In a development that may trigger a wave of selling, Ethereum’s long-awaited Shapella upgrade is poised to commence today at around 22:00 UTC.
The big news: Users will be able to unlock Ether deposited into the blockchain’s staking contract for the first time since December 2020.
Shapella will let stakers withdraw 18.2 million of previously locked Ether, currently worth over $34.1 billion. Many of the Ethereum faithful maintain the event could drive increased activity across the blockchain.
Yet the release has raised fears of a decline in the price of the second most valuable cryptocurrency if the stakers cash in their unlocked Ether.
Ethereum staking is essential in validating transactions and maintaining the decentralisation of the world’s top smart contract blockchain. Anyone with 32 Ether can spin up a validator on their computer, stake their coins, and receive a yield for helping process transactions.
Depending on network conditions, stakers stand to earn between 4 to 6% annually, paid automatically by the network in Ether.
Before Shapella, many potential stakers worried that they may never be able to withdraw their Ether after staking it. Others cited delays to the staking withdrawal upgrade or unexpected bugs in the upgrade’s code as additional risks.
But as long as the Shapella upgrade is successful, these concerns should be alleviated.
“The main benefit of the [Shapella] upgrade is the reduction of risk associated with staking,” Valerie Tetu, the head of go-to-market strategy at liquid staking provider Lido Finance, told DL News.
‘The main benefit of the upgrade is the reduction of risk associated with staking.’— Valerie Tetu
According to Tetu, the upgrade will support the growth of staking activity, and motivate more staking tools and services to emerge and compete.
Lido is currently the biggest Ethereum liquid staking provider, with $11.52 billion worth of Ether staked through the protocol. It is also the top DeFi protocol, according to DeFiLlama data.
Daniel Dizon, founder of the liquid staking protocol Swell, said Ether staking will benefit from an “improved risk-reward profile” once withdrawals are active. He said that the upgrade will result in “higher staking rate participation, further bolstering the economic security of Ethereum.”
Ethereum staking was, until now, a one-way trip. Users could deposit Ether into the blockchain’s staking contract to earn yield, but could not realise any of their gains, or withdraw their initial stake.

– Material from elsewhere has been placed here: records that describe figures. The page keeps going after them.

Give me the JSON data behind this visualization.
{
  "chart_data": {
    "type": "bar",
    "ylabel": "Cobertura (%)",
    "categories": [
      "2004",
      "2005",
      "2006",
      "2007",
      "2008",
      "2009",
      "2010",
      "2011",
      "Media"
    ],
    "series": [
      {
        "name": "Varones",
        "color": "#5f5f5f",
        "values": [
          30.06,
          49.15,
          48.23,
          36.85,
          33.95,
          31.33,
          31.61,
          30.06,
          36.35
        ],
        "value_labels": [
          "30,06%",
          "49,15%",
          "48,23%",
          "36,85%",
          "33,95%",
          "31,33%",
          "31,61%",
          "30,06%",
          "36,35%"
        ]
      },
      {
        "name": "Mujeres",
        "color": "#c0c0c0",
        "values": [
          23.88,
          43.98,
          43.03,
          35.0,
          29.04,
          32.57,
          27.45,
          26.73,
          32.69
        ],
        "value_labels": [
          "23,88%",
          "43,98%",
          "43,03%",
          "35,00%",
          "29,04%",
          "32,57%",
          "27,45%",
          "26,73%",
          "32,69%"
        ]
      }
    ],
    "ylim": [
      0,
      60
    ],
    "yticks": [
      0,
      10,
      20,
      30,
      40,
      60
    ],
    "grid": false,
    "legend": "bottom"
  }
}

Dizon said he expects liquid staking derivatives — tradable tokens which represent staked Ether — to rise in use following Shapella. He said liquid staking tokens have become popular among DeFi users because they let holders earn a yield on their Ether through staking and use it across other DeFi protocols.
Now that early depositors can queue their staked Ether for withdrawal, many in the Ethereum community worry about a surge in profit taking. That’s because since staking went live in December 2020, the price of Ether has almost quadrupled.

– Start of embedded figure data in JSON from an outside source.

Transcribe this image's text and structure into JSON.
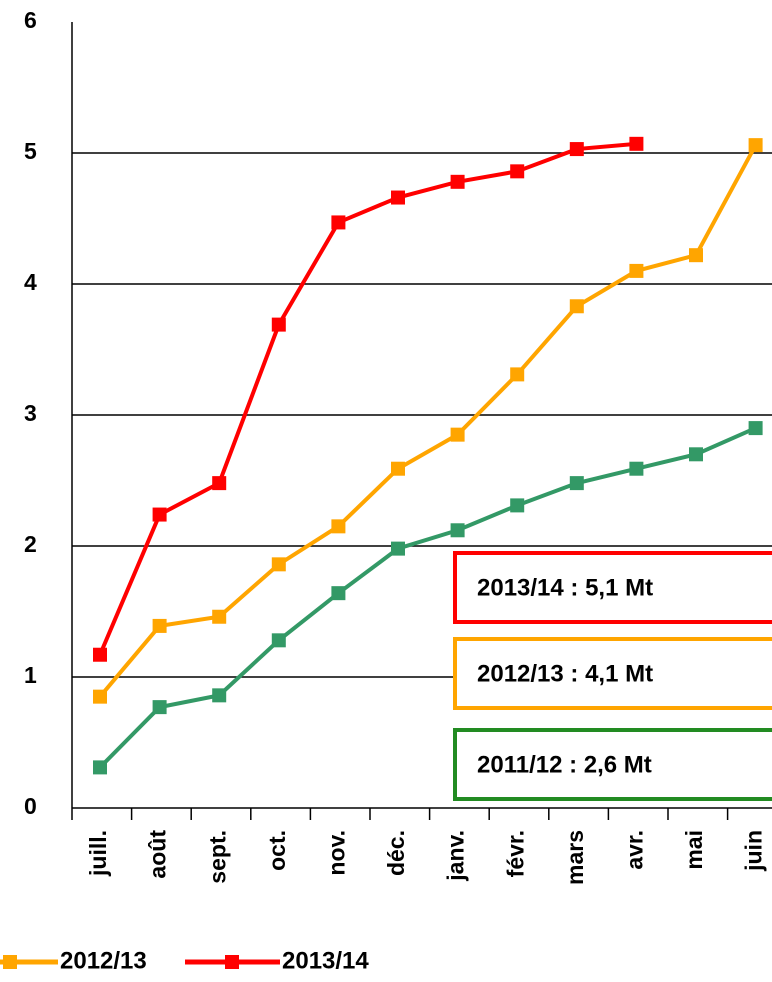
{
  "chart_data": {
    "type": "line",
    "categories": [
      "juill.",
      "août",
      "sept.",
      "oct.",
      "nov.",
      "déc.",
      "janv.",
      "févr.",
      "mars",
      "avr.",
      "mai",
      "juin"
    ],
    "series": [
      {
        "name": "2011/12",
        "color": "#339966",
        "values": [
          0.31,
          0.77,
          0.86,
          1.28,
          1.64,
          1.98,
          2.12,
          2.31,
          2.48,
          2.59,
          2.7,
          2.9
        ]
      },
      {
        "name": "2012/13",
        "color": "#ffa500",
        "values": [
          0.85,
          1.39,
          1.46,
          1.86,
          2.15,
          2.59,
          2.85,
          3.31,
          3.83,
          4.1,
          4.22,
          5.06
        ]
      },
      {
        "name": "2013/14",
        "color": "#ff0000",
        "values": [
          1.17,
          2.24,
          2.48,
          3.69,
          4.47,
          4.66,
          4.78,
          4.86,
          5.03,
          5.07,
          null,
          null
        ]
      }
    ],
    "ylim": [
      0,
      6
    ],
    "yticks": [
      0,
      1,
      2,
      3,
      4,
      5,
      6
    ],
    "grid": true,
    "annotations": [
      {
        "text": "2013/14 : 5,1 Mt",
        "color": "#ff0000"
      },
      {
        "text": "2012/13 : 4,1 Mt",
        "color": "#ffa500"
      },
      {
        "text": "2011/12 : 2,6 Mt",
        "color": "#228b22"
      }
    ]
  }
}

“It is difficult to ignore the possibility of added selling pressure around and after the upgrade based on the unlock mechanism,” Josh Olszewicz, head of research at crypto asset management firm Valkyrie Investments, told DL News.

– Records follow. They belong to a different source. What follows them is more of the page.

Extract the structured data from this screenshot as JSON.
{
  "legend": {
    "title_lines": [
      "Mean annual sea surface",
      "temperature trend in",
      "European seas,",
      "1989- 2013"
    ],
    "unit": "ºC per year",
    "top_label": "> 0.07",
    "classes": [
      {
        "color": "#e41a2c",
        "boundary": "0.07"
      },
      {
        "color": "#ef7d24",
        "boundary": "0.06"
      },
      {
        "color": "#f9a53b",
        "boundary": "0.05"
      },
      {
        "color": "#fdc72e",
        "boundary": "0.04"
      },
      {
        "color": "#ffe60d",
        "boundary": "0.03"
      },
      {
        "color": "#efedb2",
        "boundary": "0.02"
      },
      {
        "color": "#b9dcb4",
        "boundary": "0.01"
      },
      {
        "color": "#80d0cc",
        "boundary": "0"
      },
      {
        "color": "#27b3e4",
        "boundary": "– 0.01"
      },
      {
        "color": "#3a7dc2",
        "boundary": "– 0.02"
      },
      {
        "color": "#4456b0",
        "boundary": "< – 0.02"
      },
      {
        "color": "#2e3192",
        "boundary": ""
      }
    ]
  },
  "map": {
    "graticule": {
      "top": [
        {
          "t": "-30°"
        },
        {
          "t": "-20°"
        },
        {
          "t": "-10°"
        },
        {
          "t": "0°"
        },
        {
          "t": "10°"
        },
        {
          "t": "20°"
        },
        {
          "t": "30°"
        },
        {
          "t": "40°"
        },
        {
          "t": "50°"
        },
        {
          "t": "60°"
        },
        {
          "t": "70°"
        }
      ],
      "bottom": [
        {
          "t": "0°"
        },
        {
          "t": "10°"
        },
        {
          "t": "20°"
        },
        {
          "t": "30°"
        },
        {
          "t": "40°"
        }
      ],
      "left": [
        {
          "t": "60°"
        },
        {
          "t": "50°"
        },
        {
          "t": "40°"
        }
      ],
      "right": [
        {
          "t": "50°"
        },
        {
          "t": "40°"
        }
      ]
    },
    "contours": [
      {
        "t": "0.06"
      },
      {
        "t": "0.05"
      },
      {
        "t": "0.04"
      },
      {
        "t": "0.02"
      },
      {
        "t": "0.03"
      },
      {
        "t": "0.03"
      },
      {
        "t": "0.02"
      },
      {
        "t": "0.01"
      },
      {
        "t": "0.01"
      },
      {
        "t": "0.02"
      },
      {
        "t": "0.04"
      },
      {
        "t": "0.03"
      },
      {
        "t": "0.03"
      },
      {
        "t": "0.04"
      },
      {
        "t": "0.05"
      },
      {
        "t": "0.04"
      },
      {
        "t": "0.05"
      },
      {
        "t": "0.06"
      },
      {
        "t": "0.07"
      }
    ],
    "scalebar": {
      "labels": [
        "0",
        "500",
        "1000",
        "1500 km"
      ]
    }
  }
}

Olszewicz said his “neutral to bullish scenario” is that most stakers will submit partial withdrawals for the yield they have generated, while leaving the majority of their Ether staked.
However, Olszewicz also said the greatest selling pressures may come from defunct crypto lenders or exchanges who have assets that need to be sold in order to recoup funds for creditors or interested parties.
Specifically, the Securities and Exchange Commission ordered centralised exchange Kraken to shut down its staking activities for US retail customers in February. Kraken currently accounts for 6.8% of all staked Ether, a large portion of which it will likely need to unstake and return to US customers.
Shapella, which blends changes to Ethereum’s execution layer (Shanghai) and consensus layer (Capella), is what industry insiders call a “hard fork” — a radical change to a blockchain that requires all users to upgrade to the latest version.
The upgrade is the most substantial change to Ethereum since The Merge last September, which transitioned the blockchain from the energy-intensive Proof of Work validation system to the greener Proof of Stake approach.
In addition to enabling staking withdrawals, Shapella also introduces five EIPs (Ethereum Improvement Proposals) which make changes and improvements to the code used to create programs on the blockchain, and an update to the network’s engine API.